Smart Website Backups
If some backups are worse than having no backups at all, what is the correct backup strategy? To be sure your backups have been made successfully and kept safe from hackers or hardware failure, there are four key requirements:
1 – Location: Location, Location
Your backups should be stored offsite and not on the same server as your website. Storing backups on the web server is a very bad idea because it is all too easy for the backup files to be destroyed or infected with malware. If a malicious attacker has access to your web space, they can easily infect or delete the backup copies as well as the live site. Not only do off-site backups help protect your data from attackers but it also helps protect against hardware failure. If your web server hard drive fails, you can easily lose all your data, live site, and the backups.
When it comes to easy off-site backups there are a large number of options. Of course, there is the Sucuri backup service which existing customers can take advantage of, but there are also a plethora of WordPress and Joomla backup plugins that work in conjunction with the big cloud providers such as Dropbox and Amazon.
2 – Automatic: For the People
Another very important feature of any backup system is that it should be completely automated.

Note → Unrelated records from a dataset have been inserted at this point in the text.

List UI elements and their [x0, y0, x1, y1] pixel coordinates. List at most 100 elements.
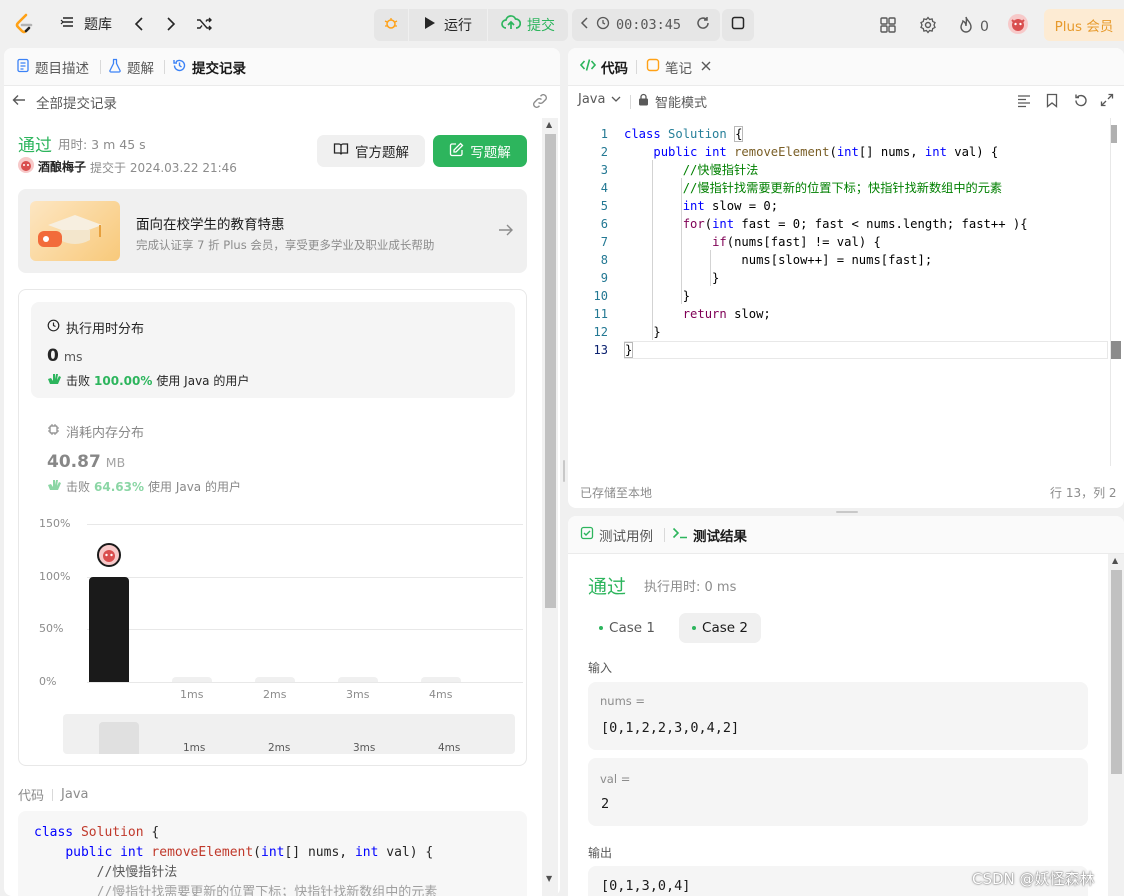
- nums-input-card[interactable]: nums = [0,1,2,2,3,0,4,2]: [588, 682, 1088, 750]
- chart-x-tick-label: 3ms: [346, 688, 370, 701]
- prev-problem-icon[interactable]: [132, 15, 146, 37]
- bookmark-icon[interactable]: [1046, 93, 1058, 112]
- scroll-up-arrow[interactable]: ▲: [546, 120, 552, 129]
- tab-solutions[interactable]: 题解: [108, 48, 154, 86]
- test-scrollbar-thumb[interactable]: [1111, 570, 1122, 774]
- line-number: 6: [600, 217, 608, 231]
- pass-dot-icon: [692, 626, 697, 630]
- history-icon: [172, 58, 187, 77]
- divider: [52, 788, 54, 801]
- watermark: CSDN @妖怪森林: [972, 870, 1095, 888]
- smart-mode-toggle[interactable]: 智能模式: [638, 92, 707, 111]
- username[interactable]: 酒酿梅子: [38, 158, 86, 175]
- submitted-code-block[interactable]: class Solution { public int removeElemen…: [18, 811, 527, 896]
- panel-resize-handle[interactable]: [836, 511, 858, 513]
- language-select[interactable]: Java: [578, 92, 621, 107]
- link-icon[interactable]: [531, 93, 549, 113]
- runtime-distribution-chart: 150% 100% 50% 0% 1ms 2ms 3ms 4ms 1ms 2ms 3ms 4ms: [19, 510, 526, 760]
- chart-y-tick-label: 50%: [39, 622, 64, 636]
- line-number: 1: [600, 127, 608, 141]
- memory-stat-card[interactable]: 消耗内存分布 40.87 MB 击败 64.63% 使用 Java 的用户: [31, 410, 515, 500]
- beat-suffix: 使用 Java 的用户: [156, 374, 250, 388]
- user-avatar[interactable]: [18, 157, 34, 173]
- chart-bar[interactable]: [421, 677, 461, 682]
- beat-prefix: 击败: [66, 374, 91, 388]
- chart-bar[interactable]: [255, 677, 295, 682]
- case-1-button[interactable]: Case 1: [594, 613, 660, 643]
- clap-icon: [47, 478, 62, 495]
- scroll-down-arrow[interactable]: ▼: [546, 874, 552, 883]
- submit-button[interactable]: 提交: [488, 9, 568, 41]
- runtime-label: 用时: 3 m 45 s: [58, 137, 146, 152]
- clock-icon: [47, 319, 60, 336]
- avatar[interactable]: [1008, 14, 1028, 34]
- tab-description[interactable]: 题目描述: [16, 48, 89, 86]
- memory-value: 40.87: [47, 452, 101, 472]
- editor-scrollbar-thumb[interactable]: [1111, 125, 1117, 143]
- editor-panel: 代码 笔记 Java 智能模式 1 2 3 4 5 6 7 8 9 10 11 12 13 class …: [568, 48, 1124, 508]
- close-icon[interactable]: [701, 59, 711, 75]
- timer-widget[interactable]: 00:03:45: [572, 9, 720, 41]
- arrow-right-icon: [498, 223, 514, 241]
- official-solution-button[interactable]: 官方题解: [317, 135, 425, 167]
- reset-code-icon[interactable]: [1073, 93, 1088, 112]
- beat-prefix: 击败: [66, 480, 91, 494]
- layout-icon[interactable]: [879, 16, 897, 38]
- memory-unit: MB: [105, 455, 126, 470]
- note-icon: [646, 58, 660, 76]
- problem-list-button[interactable]: 题库: [60, 14, 112, 34]
- back-to-submissions-link[interactable]: 全部提交记录: [12, 92, 117, 112]
- expand-icon[interactable]: [1100, 93, 1114, 111]
- debug-button[interactable]: [374, 9, 408, 41]
- leetcode-logo[interactable]: [12, 12, 36, 36]
- tab-code[interactable]: 代码: [579, 48, 628, 86]
- collapse-timer-icon[interactable]: [580, 16, 590, 34]
- run-button[interactable]: 运行: [409, 9, 487, 41]
- next-problem-icon[interactable]: [164, 15, 178, 37]
- shuffle-icon[interactable]: [195, 15, 213, 37]
- editor-scrollbar-track[interactable]: [1110, 118, 1111, 466]
- chart-bar[interactable]: [172, 677, 212, 682]
- gear-icon[interactable]: [919, 16, 937, 38]
- chart-range-handle[interactable]: [99, 722, 139, 754]
- list-icon: [60, 14, 76, 34]
- divider: [630, 95, 631, 109]
- streak-counter[interactable]: 0: [958, 16, 989, 38]
- left-scrollbar-thumb[interactable]: [545, 134, 556, 608]
- education-promo-banner[interactable]: 面向在校学生的教育特惠 完成认证享 7 折 Plus 会员，享受更多学业及职业成…: [18, 189, 527, 273]
- chart-bar[interactable]: [338, 677, 378, 682]
- tab-notes[interactable]: 笔记: [646, 48, 711, 86]
- code-editor[interactable]: class Solution { public int removeElemen…: [624, 125, 1108, 359]
- line-number: 8: [600, 253, 608, 267]
- format-icon[interactable]: [1017, 94, 1031, 112]
- vertical-resize-handle[interactable]: [563, 460, 565, 482]
- left-panel: 题目描述 题解 提交记录 全部提交记录 ▲ ▼ 通过 用时: 3 m 45 s …: [4, 48, 560, 896]
- tab-submissions[interactable]: 提交记录: [172, 48, 246, 86]
- scroll-up-arrow[interactable]: ▲: [1112, 556, 1118, 565]
- minimap-label: 3ms: [353, 742, 376, 754]
- graduation-cap-image: [30, 201, 120, 261]
- chart-bar[interactable]: [89, 576, 129, 682]
- val-input-card[interactable]: val = 2: [588, 758, 1088, 826]
- output-value: [0,1,3,0,4]: [601, 878, 691, 894]
- play-icon: [424, 16, 436, 34]
- plus-membership-button[interactable]: Plus 会员: [1044, 9, 1124, 41]
- line-number: 9: [600, 271, 608, 285]
- runtime-value: 0: [47, 346, 59, 366]
- line-number: 3: [600, 163, 608, 177]
- chart-range-slider[interactable]: 1ms 2ms 3ms 4ms: [63, 714, 515, 754]
- case-2-button[interactable]: Case 2: [679, 613, 761, 643]
- tab-test-results[interactable]: 测试结果: [672, 516, 747, 554]
- tab-testcases[interactable]: 测试用例: [580, 516, 653, 554]
- cloud-upload-icon: [501, 15, 522, 35]
- minimap-label: 1ms: [183, 742, 206, 754]
- line-number: 5: [600, 199, 608, 213]
- write-solution-button[interactable]: 写题解: [433, 135, 527, 167]
- memory-title: 消耗内存分布: [66, 426, 145, 441]
- reset-timer-icon[interactable]: [695, 15, 711, 35]
- class-name: Solution: [80, 825, 144, 840]
- test-status: 通过: [588, 576, 627, 598]
- chart-x-tick-label: 2ms: [263, 688, 287, 701]
- runtime-stat-card[interactable]: 执行用时分布 0 ms 击败 100.00% 使用 Java 的用户: [31, 302, 515, 398]
- notes-toggle-button[interactable]: [722, 9, 754, 41]
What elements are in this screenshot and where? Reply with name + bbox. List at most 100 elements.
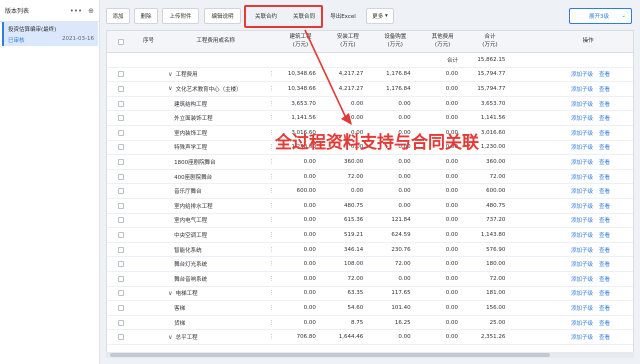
row-menu-icon[interactable]: ⋮ (269, 257, 277, 271)
add-child-link[interactable]: 添加子级 (571, 187, 593, 195)
row-checkbox[interactable] (117, 304, 124, 311)
add-child-link[interactable]: 添加子级 (571, 85, 593, 93)
add-child-link[interactable]: 添加子级 (571, 114, 593, 122)
view-link[interactable]: 查看 (599, 202, 610, 210)
row-checkbox[interactable] (117, 115, 124, 122)
view-link[interactable]: 查看 (599, 158, 610, 166)
view-link[interactable]: 查看 (599, 85, 610, 93)
table-row[interactable]: 外立面装饰工程 ⋮ 1,141.56 0.00 0.00 0.00 1,141.56 添加子级… (107, 111, 633, 126)
row-checkbox[interactable] (117, 202, 124, 209)
row-checkbox[interactable] (117, 319, 124, 326)
view-link[interactable]: 查看 (599, 70, 610, 78)
add-child-link[interactable]: 添加子级 (571, 260, 593, 268)
add-button[interactable]: 添加 (106, 8, 130, 24)
row-checkbox[interactable] (117, 334, 124, 341)
table-row[interactable]: ∨ 工程费用 ⋮ 10,348.66 4,217.27 1,176.84 0.00 15,79… (107, 67, 633, 83)
table-row[interactable]: 400座剧院舞台 ⋮ 0.00 72.00 0.00 0.00 72.00 添加子级 查看 (107, 169, 633, 185)
expand-caret-icon[interactable]: ∨ (168, 290, 172, 297)
view-link[interactable]: 查看 (599, 319, 610, 327)
row-menu-icon[interactable]: ⋮ (269, 97, 277, 111)
row-checkbox[interactable] (117, 246, 124, 253)
more-button[interactable]: 更多 ▾ (366, 8, 394, 24)
row-menu-icon[interactable]: ⋮ (269, 184, 277, 198)
add-child-link[interactable]: 添加子级 (571, 216, 593, 224)
row-checkbox[interactable] (117, 188, 124, 195)
view-link[interactable]: 查看 (599, 304, 610, 312)
table-row[interactable]: 舞台灯光系统 ⋮ 0.00 108.00 72.00 0.00 180.00 添加子级 查看 (107, 257, 633, 272)
add-child-link[interactable]: 添加子级 (571, 202, 593, 210)
add-child-link[interactable]: 添加子级 (571, 129, 593, 137)
row-menu-icon[interactable]: ⋮ (269, 243, 277, 257)
version-item[interactable]: 投资估算编审(最终) 已审核 2021-03-16 (2, 22, 98, 46)
view-link[interactable]: 查看 (599, 246, 610, 254)
row-checkbox[interactable] (117, 275, 124, 282)
table-row[interactable]: 货梯 ⋮ 0.00 8.75 16.25 0.00 25.00 添加子级 查看 (107, 315, 633, 331)
expand-level-select[interactable]: 展开3级 ⌄ (569, 8, 632, 24)
expand-caret-icon[interactable]: ∨ (168, 85, 172, 92)
add-child-link[interactable]: 添加子级 (571, 304, 593, 312)
row-checkbox[interactable] (117, 217, 124, 224)
row-menu-icon[interactable]: ⋮ (269, 111, 277, 125)
table-row[interactable]: 建筑结构工程 ⋮ 3,653.70 0.00 0.00 0.00 3,653.70 添加子级查… (107, 96, 633, 112)
horizontal-scrollbar[interactable] (106, 352, 634, 358)
table-row[interactable]: 1800座剧院舞台 ⋮ 0.00 360.00 0.00 0.00 360.00 添加子级 查看 (107, 155, 633, 170)
add-child-link[interactable]: 添加子级 (571, 143, 593, 151)
add-child-link[interactable]: 添加子级 (571, 173, 593, 181)
table-row[interactable]: 室内电气工程 ⋮ 0.00 615.36 121.84 0.00 737.20 添加子级 查看 (107, 213, 633, 229)
export-excel-button[interactable]: 导出Excel (325, 8, 361, 24)
delete-button[interactable]: 删除 (134, 8, 158, 24)
row-menu-icon[interactable]: ⋮ (269, 155, 277, 169)
scrollbar-thumb[interactable] (110, 353, 550, 357)
table-row[interactable]: ∨ 文化艺术教育中心（主楼） ⋮ 10,348.66 4,217.27 1,176.84 0… (107, 82, 633, 97)
header-checkbox[interactable] (117, 38, 124, 45)
add-child-link[interactable]: 添加子级 (571, 275, 593, 283)
add-child-link[interactable]: 添加子级 (571, 158, 593, 166)
view-link[interactable]: 查看 (599, 187, 610, 195)
row-menu-icon[interactable]: ⋮ (269, 214, 277, 228)
table-row[interactable]: 音乐厅舞台 ⋮ 600.00 0.00 0.00 0.00 600.00 添加子级 查看 (107, 184, 633, 199)
view-link[interactable]: 查看 (599, 143, 610, 151)
expand-caret-icon[interactable]: ∨ (168, 334, 172, 341)
row-checkbox[interactable] (117, 100, 124, 107)
row-checkbox[interactable] (117, 290, 124, 297)
add-child-link[interactable]: 添加子级 (571, 70, 593, 78)
more-icon[interactable]: ••• (70, 7, 82, 15)
expand-caret-icon[interactable]: ∨ (168, 71, 172, 78)
table-row[interactable]: ∨ 总平工程 ⋮ 706.80 1,644.46 0.00 0.00 2,351.26 添加子级… (107, 330, 633, 345)
view-link[interactable]: 查看 (599, 173, 610, 181)
row-menu-icon[interactable]: ⋮ (269, 272, 277, 286)
view-link[interactable]: 查看 (599, 100, 610, 108)
view-link[interactable]: 查看 (599, 260, 610, 268)
add-child-link[interactable]: 添加子级 (571, 333, 593, 341)
view-link[interactable]: 查看 (599, 333, 610, 341)
row-menu-icon[interactable]: ⋮ (269, 316, 277, 330)
row-checkbox[interactable] (117, 85, 124, 92)
row-menu-icon[interactable]: ⋮ (269, 68, 277, 82)
view-link[interactable]: 查看 (599, 129, 610, 137)
table-row[interactable]: 客梯 ⋮ 0.00 54.60 101.40 0.00 156.00 添加子级 查看 (107, 301, 633, 316)
row-menu-icon[interactable]: ⋮ (269, 199, 277, 213)
add-child-link[interactable]: 添加子级 (571, 289, 593, 297)
row-menu-icon[interactable]: ⋮ (269, 287, 277, 301)
row-checkbox[interactable] (117, 158, 124, 165)
add-version-icon[interactable]: ⊕ (88, 7, 94, 15)
add-child-link[interactable]: 添加子级 (571, 246, 593, 254)
row-checkbox[interactable] (117, 144, 124, 151)
row-menu-icon[interactable]: ⋮ (269, 82, 277, 96)
row-menu-icon[interactable]: ⋮ (269, 170, 277, 184)
edit-description-button[interactable]: 编辑说明 (204, 8, 241, 24)
table-row[interactable]: 室内给排水工程 ⋮ 0.00 480.75 0.00 0.00 480.75 添加子级 查看 (107, 199, 633, 214)
view-link[interactable]: 查看 (599, 216, 610, 224)
row-checkbox[interactable] (117, 173, 124, 180)
row-menu-icon[interactable]: ⋮ (269, 228, 277, 242)
add-child-link[interactable]: 添加子级 (571, 100, 593, 108)
upload-attachment-button[interactable]: 上传附件 (162, 8, 199, 24)
table-row[interactable]: ∨ 电梯工程 ⋮ 0.00 63.35 117.65 0.00 181.00 添加子级 查看 (107, 286, 633, 302)
table-row[interactable]: 舞台音响系统 ⋮ 0.00 72.00 0.00 0.00 72.00 添加子级 查看 (107, 272, 633, 287)
row-menu-icon[interactable]: ⋮ (269, 301, 277, 315)
view-link[interactable]: 查看 (599, 114, 610, 122)
add-child-link[interactable]: 添加子级 (571, 231, 593, 239)
table-row[interactable]: 智能化系统 ⋮ 0.00 346.14 230.76 0.00 576.90 添加子级 查看 (107, 242, 633, 258)
row-checkbox[interactable] (117, 261, 124, 268)
row-menu-icon[interactable]: ⋮ (269, 330, 277, 344)
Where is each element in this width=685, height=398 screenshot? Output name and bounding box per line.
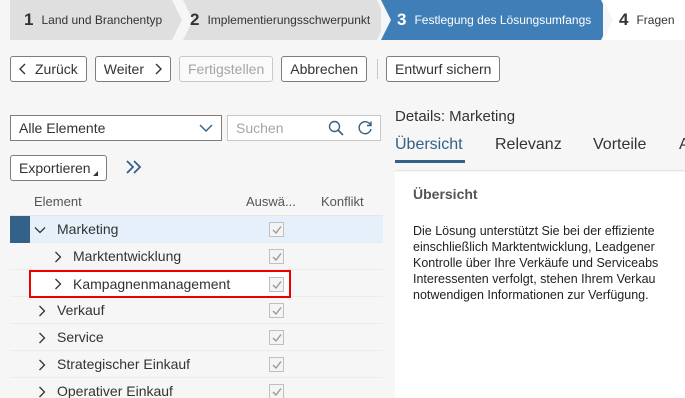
table-row[interactable]: Operativer Einkauf — [10, 378, 383, 398]
row-checkbox[interactable] — [269, 330, 284, 345]
toolbar-separator — [376, 59, 378, 79]
text-line: Die Lösung unterstützt Sie bei der effiz… — [413, 224, 655, 238]
step-number: 4 — [619, 10, 629, 29]
next-button-label: Weiter — [103, 61, 144, 77]
highlight-box: Kampagnenmanagement — [29, 270, 291, 298]
search-icon[interactable] — [328, 120, 344, 139]
details-title: Details: Marketing — [395, 108, 516, 125]
search-placeholder: Suchen — [236, 120, 284, 136]
chevron-down-icon[interactable] — [34, 223, 46, 239]
column-header-selected[interactable]: Auswä... — [246, 194, 296, 209]
row-label: Operativer Einkauf — [57, 383, 173, 398]
search-input[interactable]: Suchen — [227, 115, 381, 141]
row-label: Strategischer Einkauf — [57, 356, 191, 372]
row-selection-marker — [10, 216, 30, 243]
export-button-label: Exportieren — [19, 160, 91, 176]
text-line: Kontrolle über Ihre Verkäufe und Service… — [413, 256, 659, 270]
text-line: einschließlich Marktentwicklung, Leadgen… — [413, 240, 655, 254]
row-checkbox[interactable] — [269, 222, 284, 237]
chevron-right-icon[interactable] — [36, 304, 48, 320]
table-row[interactable]: Verkauf — [10, 297, 383, 324]
overview-text: Die Lösung unterstützt Sie bei der effiz… — [413, 223, 658, 303]
toolbar: Zurück Weiter Fertigstellen Abbrechen En… — [10, 56, 508, 82]
text-line: notwendigen Informationen zur Verfügung. — [413, 288, 649, 302]
overview-content: Übersicht Die Lösung unterstützt Sie bei… — [395, 172, 685, 398]
details-tabs: Übersicht Relevanz Vorteile A — [395, 136, 685, 166]
row-label: Marktentwicklung — [73, 248, 182, 264]
tab-overview[interactable]: Übersicht — [395, 136, 463, 154]
chevron-right-icon[interactable] — [52, 278, 64, 290]
filter-value: Alle Elemente — [19, 120, 106, 136]
column-header-element[interactable]: Element — [34, 194, 82, 209]
tab-more[interactable]: A — [679, 136, 685, 154]
chevron-left-icon — [19, 63, 27, 75]
step-3[interactable]: 3 Festlegung des Lösungsumfangs — [397, 0, 591, 40]
back-button[interactable]: Zurück — [10, 56, 87, 82]
row-checkbox[interactable] — [269, 277, 284, 292]
step-1[interactable]: 1 Land und Branchentyp — [24, 0, 162, 40]
chevron-right-icon[interactable] — [36, 385, 48, 398]
wizard-steps: 1 Land und Branchentyp 2 Implementierung… — [0, 0, 685, 40]
step-1-chevron — [172, 0, 182, 40]
cancel-button-label: Abbrechen — [290, 61, 358, 77]
table-row[interactable]: Marketing — [10, 216, 383, 243]
row-label: Verkauf — [57, 302, 105, 318]
details-panel: Details: Marketing Übersicht Relevanz Vo… — [395, 100, 685, 398]
chevron-right-icon[interactable] — [36, 358, 48, 374]
step-4[interactable]: 4 Fragen — [619, 0, 675, 40]
step-label: Land und Branchentyp — [41, 13, 163, 27]
text-line: Interessenten verfolgt, stehen Ihrem Ver… — [413, 272, 656, 286]
row-checkbox[interactable] — [269, 357, 284, 372]
step-label: Festlegung des Lösungsumfangs — [414, 13, 592, 27]
chevron-right-icon — [154, 63, 162, 75]
step-number: 1 — [24, 10, 34, 29]
finish-button-label: Fertigstellen — [188, 61, 265, 77]
row-checkbox[interactable] — [269, 303, 284, 318]
save-draft-button-label: Entwurf sichern — [394, 61, 492, 77]
chevron-right-icon[interactable] — [36, 331, 48, 347]
step-label: Fragen — [636, 13, 675, 27]
active-tab-indicator — [395, 160, 465, 163]
save-draft-button[interactable]: Entwurf sichern — [385, 56, 501, 82]
row-label: Service — [57, 329, 104, 345]
column-header-conflict[interactable]: Konflikt — [321, 194, 364, 209]
table-row[interactable]: Service — [10, 324, 383, 351]
export-button[interactable]: Exportieren — [10, 155, 107, 181]
step-2[interactable]: 2 Implementierungsschwerpunkt — [190, 0, 370, 40]
cancel-button[interactable]: Abbrechen — [281, 56, 367, 82]
row-label: Marketing — [57, 221, 119, 237]
step-number: 2 — [190, 10, 200, 29]
row-checkbox[interactable] — [269, 384, 284, 398]
chevron-down-icon — [199, 121, 213, 138]
section-title: Übersicht — [413, 186, 478, 202]
table-row[interactable]: Marktentwicklung — [10, 243, 383, 270]
row-label: Kampagnenmanagement — [73, 276, 231, 292]
finish-button[interactable]: Fertigstellen — [179, 56, 274, 82]
expand-all-icon[interactable] — [125, 158, 143, 181]
dropdown-corner-icon — [92, 170, 98, 176]
step-label: Implementierungsschwerpunkt — [207, 13, 371, 27]
step-number: 3 — [397, 10, 407, 29]
step-4-notch — [603, 0, 613, 40]
chevron-right-icon[interactable] — [52, 250, 64, 266]
step-3-notch — [381, 0, 391, 40]
table-header: Element Auswä... Konflikt — [10, 188, 383, 216]
element-filter-select[interactable]: Alle Elemente — [10, 115, 222, 141]
table-row[interactable]: Strategischer Einkauf — [10, 351, 383, 378]
refresh-icon[interactable] — [356, 119, 374, 140]
back-button-label: Zurück — [35, 61, 78, 77]
next-button[interactable]: Weiter — [94, 56, 171, 82]
tab-divider — [395, 170, 685, 171]
row-checkbox[interactable] — [269, 249, 284, 264]
tab-relevance[interactable]: Relevanz — [495, 136, 562, 154]
tab-benefits[interactable]: Vorteile — [593, 136, 646, 154]
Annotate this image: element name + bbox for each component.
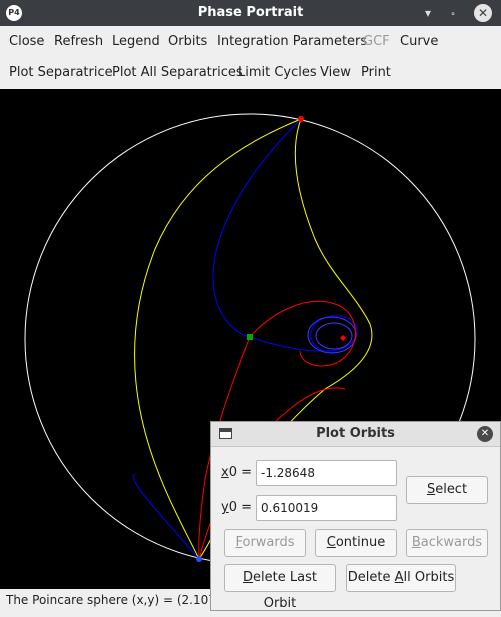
separatrix-unstable-upper xyxy=(249,300,356,367)
delete-all-orbits-button[interactable]: Delete All Orbits xyxy=(346,564,456,592)
minimize-button[interactable]: ▾ xyxy=(418,3,438,23)
maximize-button[interactable]: ⬞ xyxy=(443,3,463,23)
x0-label: x0 = xyxy=(221,465,252,480)
x0-input[interactable]: -1.28648 xyxy=(256,460,397,486)
menu-integration-parameters[interactable]: Integration Parameters xyxy=(217,27,367,57)
window-titlebar: P4 Phase Portrait ▾ ⬞ ✕ xyxy=(0,0,501,26)
menu-plot-all-separatrices[interactable]: Plot All Separatrices xyxy=(112,58,243,88)
limit-cycle-outer xyxy=(307,316,357,354)
dialog-close-icon[interactable]: ✕ xyxy=(477,426,493,442)
menu-plot-separatrice[interactable]: Plot Separatrice xyxy=(9,58,113,88)
menu-view[interactable]: View xyxy=(320,58,351,88)
menu-legend[interactable]: Legend xyxy=(112,27,160,57)
continue-button[interactable]: Continue xyxy=(315,529,397,557)
menu-close[interactable]: Close xyxy=(9,27,44,57)
select-button[interactable]: Select xyxy=(406,476,488,504)
limit-cycle-inner xyxy=(315,322,353,350)
singular-point-focus xyxy=(340,335,346,341)
dialog-titlebar: Plot Orbits ✕ xyxy=(211,422,500,447)
menu-print[interactable]: Print xyxy=(361,58,391,88)
y0-label: y0 = xyxy=(221,500,252,515)
status-text: The Poincare sphere (x,y) = (2.10704 xyxy=(6,593,232,607)
window-close-button[interactable]: ✕ xyxy=(474,4,492,22)
menu-refresh[interactable]: Refresh xyxy=(54,27,103,57)
menu-orbits[interactable]: Orbits xyxy=(168,27,207,57)
dialog-title: Plot Orbits xyxy=(316,426,395,441)
menubar-primary: Close Refresh Legend Orbits Integration … xyxy=(0,27,501,57)
singular-point-bottom xyxy=(196,556,202,562)
singular-point-saddle xyxy=(247,334,253,340)
separatrix-stable-lower xyxy=(132,473,200,560)
y0-input[interactable]: 0.610019 xyxy=(256,495,397,521)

If you can’t automate the backups then you can’t guarantee the backups will get made. It’s all too easy for people to forget or get lazy when it comes to making backups, especially when your site is fine and running well. If you must, make sure you schedule a time to do it regularly.
Even so – you can’t guarantee that something will never go wrong, and while Sucuri specializes in cleaning malware from website files and databases, sometimes malware can be destructive, either writing over required custom files or just deleting them entirely. In situations like this, it may not possible to restore the files unless an up-to-date backup is available.
3 – Redundancy: Seeing Double
Schofield’s Second Law of Computing states that data doesn’t exist unless there are at least two copies of it. This means that your backup strategy has to include redundancy, or in other words, backups of your backups. I know that might sound like a hassle or over the top but if you aren’t 100% sure the data will be there when you need it, what’s the point of making backups in the first place?
Our customers can use the Sucuri website backup service, which is built with redundancy in mind – using RAID 1 with backups duplicated in multiple locations.
4 – Testing: Is This Thing On?
The final task in establishing a secure and reliable backup process is to test to make sure that the backup and restore actually works. Start with an empty web directory and then make sure you can use those backups to get all your data back and the website back online (with a test domain of course) using nothing but the files from the backup. You would be surprised how many times people don’t test their backups… only to discover in a time of need that their backups don’t actually work and are worthless.
So there you have it. While there are a few key issues to consider when making your backup plan, the correct way of doing things is already well known and you don’t have to learn the hard way. As long as the backup plan is automatic, off-site, provides redundancy and has been tested, you can rest easy and forget about them… until you need them.